Q: What is your definition of risk? How do you control it?

A: For us, risk is permanent loss of capital, so we focus on left-tail risk for every name. We seek companies with sustainable competitive advantages, then to attempt to limit the downside, we look further to identify those with a strong balance sheet. For each holding, there are also additional steps taken which have the potential to limit potential downside even more.

Our risk-management process is all bottom-up and uses conservative assumptions when calculating the intrinsic value of a security. Moreover, our balance sheet optimization model recognizes each position will be a meaningful one.

On the fixed-income side of the portfolio, we are aware that we live in a world of asymmetrical return – which means that in the best-case scenario, we get paid the coupon and our principal returned, but if things go wrong, we could lose a portion of our invested principal.

Controlling risk, in our opinion, is about continuously monitoring the creditworthiness of the bonds we own, and a large part of that requires simply watching what’s going on with the underlying equity.

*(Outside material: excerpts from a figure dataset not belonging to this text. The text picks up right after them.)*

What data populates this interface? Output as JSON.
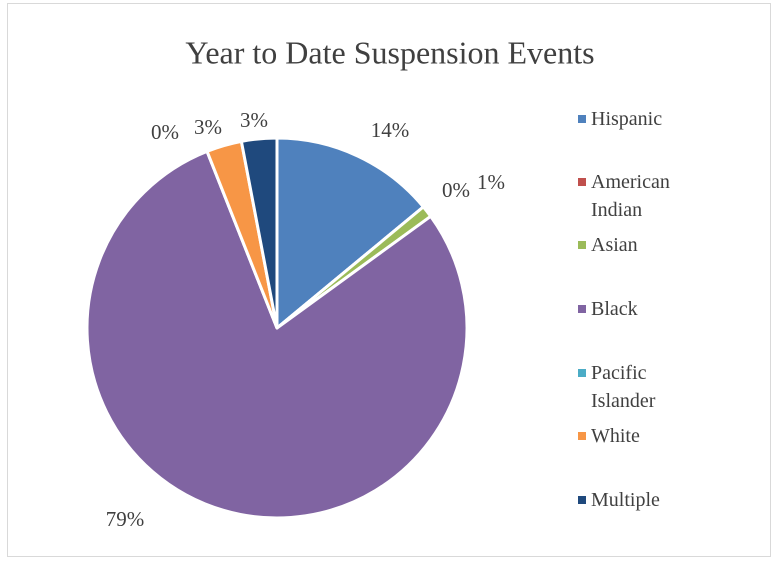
{
  "chart_data": {
    "type": "pie",
    "title": "Year to Date Suspension Events",
    "categories": [
      "Hispanic",
      "American Indian",
      "Asian",
      "Black",
      "Pacific Islander",
      "White",
      "Multiple"
    ],
    "values": [
      14,
      0,
      1,
      79,
      0,
      3,
      3
    ],
    "value_labels": [
      "14%",
      "0%",
      "1%",
      "79%",
      "0%",
      "3%",
      "3%"
    ],
    "colors": [
      "#4f81bd",
      "#c0504d",
      "#9bbb59",
      "#8064a2",
      "#4bacc6",
      "#f79646",
      "#1f497d"
    ],
    "legend": "right"
  }
}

It would not be positive for credit performance if a stock price dropped 20% or 30%, so we always pay attention to the companies and industries we own on both the debt and equity sides of the ledger

Finally, our incremental approach attempts to limit losses and risks. Because market conditions or circumstances around a particular issue can change overnight, we limit exposures and spread holdings across several names.